Anatomy and Embryology of Abdominal Wall Defects.

Congenital ventral body wall defects encompass a number of distinct entities including ectopia cordis, bladder exstrophy and abdominal wall defects i.e. omphalocele and gastroschisis.1 Ectopia Cordis (incidence of 5.5-7.9/million live births) and bladder exstrophy (incidence of 1/40,000 live births) are considerably rarer than gastroschisis and omphalocele.1 The incidence of gastroschisis appears to be increasing. A study using cases identified in 15 states by the National Birth Defects Prevention Network noted an increasing temporal trend in the incidence of gastroschisis ranging from 2.32 to 4.42/10,000 live births over a 11-year study period.2 The incidence of omphalocele is considerably lower, a multistate retrospective cohort study performed from 1995 to 2005 using multiple population-based birth defects registries estimated the prevalence to be 1.92 per 10,000 live births in the United States.3 The incidence of omphalocele, however, as seen on ultrasonography at 14-18 weeks is as high as 1 in 1,100 and therefore the overall perinatal mortality has been estimated to be as high as 52.7%.4, 5 This discrepancy stems from the relatively high rate of fetal demise along with planned termination of pregnancies.6 The main focus of this manuscript will be to review the anatomy and embryology of abdominal wall defects i.e. gastroschisis and omphalocele.

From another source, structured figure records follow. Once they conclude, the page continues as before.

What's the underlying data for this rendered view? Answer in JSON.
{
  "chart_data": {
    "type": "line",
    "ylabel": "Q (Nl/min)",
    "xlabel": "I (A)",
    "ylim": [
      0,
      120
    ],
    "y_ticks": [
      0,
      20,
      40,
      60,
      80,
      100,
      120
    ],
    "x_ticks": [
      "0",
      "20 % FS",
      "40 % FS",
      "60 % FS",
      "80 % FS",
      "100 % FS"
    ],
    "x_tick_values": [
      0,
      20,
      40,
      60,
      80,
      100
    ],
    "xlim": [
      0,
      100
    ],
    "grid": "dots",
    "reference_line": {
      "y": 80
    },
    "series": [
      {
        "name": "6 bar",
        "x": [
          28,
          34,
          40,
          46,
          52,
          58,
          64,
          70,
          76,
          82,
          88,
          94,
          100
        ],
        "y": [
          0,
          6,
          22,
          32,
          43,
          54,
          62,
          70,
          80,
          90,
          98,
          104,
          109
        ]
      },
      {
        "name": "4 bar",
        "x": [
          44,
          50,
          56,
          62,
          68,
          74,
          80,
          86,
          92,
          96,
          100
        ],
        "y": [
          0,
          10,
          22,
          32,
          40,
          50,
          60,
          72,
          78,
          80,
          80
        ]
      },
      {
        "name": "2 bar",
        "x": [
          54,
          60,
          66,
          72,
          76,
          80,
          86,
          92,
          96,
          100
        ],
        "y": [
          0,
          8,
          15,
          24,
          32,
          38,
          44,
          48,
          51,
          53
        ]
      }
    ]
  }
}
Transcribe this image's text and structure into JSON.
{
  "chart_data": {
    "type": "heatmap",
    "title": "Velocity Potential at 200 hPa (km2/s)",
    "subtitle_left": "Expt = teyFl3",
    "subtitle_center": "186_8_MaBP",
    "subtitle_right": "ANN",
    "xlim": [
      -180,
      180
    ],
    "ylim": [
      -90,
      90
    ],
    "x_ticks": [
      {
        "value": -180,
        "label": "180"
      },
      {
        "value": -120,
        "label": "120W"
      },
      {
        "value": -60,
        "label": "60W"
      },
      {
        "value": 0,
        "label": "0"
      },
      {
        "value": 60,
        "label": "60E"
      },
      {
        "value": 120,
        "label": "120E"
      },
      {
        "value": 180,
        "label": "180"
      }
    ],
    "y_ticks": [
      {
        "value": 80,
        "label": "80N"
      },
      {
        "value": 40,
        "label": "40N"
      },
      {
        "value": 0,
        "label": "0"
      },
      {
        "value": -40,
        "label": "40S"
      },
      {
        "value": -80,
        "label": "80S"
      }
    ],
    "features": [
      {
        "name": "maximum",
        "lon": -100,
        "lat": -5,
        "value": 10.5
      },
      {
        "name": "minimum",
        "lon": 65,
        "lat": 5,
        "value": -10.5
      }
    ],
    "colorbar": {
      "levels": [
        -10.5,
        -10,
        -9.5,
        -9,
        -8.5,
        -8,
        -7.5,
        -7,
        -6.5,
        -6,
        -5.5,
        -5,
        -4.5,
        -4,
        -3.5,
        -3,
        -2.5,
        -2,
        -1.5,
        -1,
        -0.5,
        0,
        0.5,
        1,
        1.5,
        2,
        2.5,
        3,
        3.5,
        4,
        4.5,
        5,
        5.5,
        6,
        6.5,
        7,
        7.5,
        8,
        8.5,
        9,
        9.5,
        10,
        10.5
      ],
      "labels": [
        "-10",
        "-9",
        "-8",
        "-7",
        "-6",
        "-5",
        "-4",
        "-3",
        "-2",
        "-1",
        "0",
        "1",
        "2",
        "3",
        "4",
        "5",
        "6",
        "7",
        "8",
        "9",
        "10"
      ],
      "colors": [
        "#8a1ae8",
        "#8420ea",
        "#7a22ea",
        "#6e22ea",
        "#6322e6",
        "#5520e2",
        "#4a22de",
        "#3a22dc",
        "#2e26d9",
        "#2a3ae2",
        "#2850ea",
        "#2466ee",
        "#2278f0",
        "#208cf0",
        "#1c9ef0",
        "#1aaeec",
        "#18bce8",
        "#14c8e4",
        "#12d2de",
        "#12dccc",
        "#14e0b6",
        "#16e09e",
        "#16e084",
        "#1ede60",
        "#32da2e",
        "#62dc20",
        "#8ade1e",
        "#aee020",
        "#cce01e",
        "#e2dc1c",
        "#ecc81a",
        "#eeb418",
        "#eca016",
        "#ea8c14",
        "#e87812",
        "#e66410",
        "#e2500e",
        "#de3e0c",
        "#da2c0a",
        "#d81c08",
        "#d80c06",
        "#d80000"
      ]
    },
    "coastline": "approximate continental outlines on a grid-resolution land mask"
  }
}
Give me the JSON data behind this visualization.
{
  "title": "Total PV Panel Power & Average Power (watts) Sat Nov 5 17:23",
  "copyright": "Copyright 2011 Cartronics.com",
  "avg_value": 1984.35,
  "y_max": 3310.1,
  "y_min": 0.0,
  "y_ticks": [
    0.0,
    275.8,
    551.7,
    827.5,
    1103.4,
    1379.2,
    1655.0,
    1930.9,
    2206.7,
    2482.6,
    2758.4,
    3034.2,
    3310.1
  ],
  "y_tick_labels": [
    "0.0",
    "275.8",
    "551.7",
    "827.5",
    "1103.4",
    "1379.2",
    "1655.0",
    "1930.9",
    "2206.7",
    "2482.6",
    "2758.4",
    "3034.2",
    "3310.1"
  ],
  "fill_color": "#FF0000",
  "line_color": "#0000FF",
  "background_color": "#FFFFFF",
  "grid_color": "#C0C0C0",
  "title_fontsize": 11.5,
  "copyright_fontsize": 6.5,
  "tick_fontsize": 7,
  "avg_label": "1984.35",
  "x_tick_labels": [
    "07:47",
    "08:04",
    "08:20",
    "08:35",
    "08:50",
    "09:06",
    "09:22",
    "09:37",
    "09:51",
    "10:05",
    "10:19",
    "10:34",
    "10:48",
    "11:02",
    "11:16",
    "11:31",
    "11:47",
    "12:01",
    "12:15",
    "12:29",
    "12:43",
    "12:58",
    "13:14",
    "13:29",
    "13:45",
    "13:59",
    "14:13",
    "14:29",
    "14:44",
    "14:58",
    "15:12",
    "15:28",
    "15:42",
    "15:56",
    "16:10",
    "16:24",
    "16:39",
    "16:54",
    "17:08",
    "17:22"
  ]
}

The two abdominal wall defects omphalocele and gastroschisis are often considered together, however, there are marked differences in their presentation, etiology and management principles.7 One of the major points of distinction stems from the considerably differential rates of associated anomalies seen in ∼ 50% of the patients (27-88%) with omphalocele, but very rarely in patients with gastroschisis except for the patients with intestinal atresias.4, 8, 9, 10, 11 Among patients with omphalocele these associated anomalies have a considerable impact on prognosis.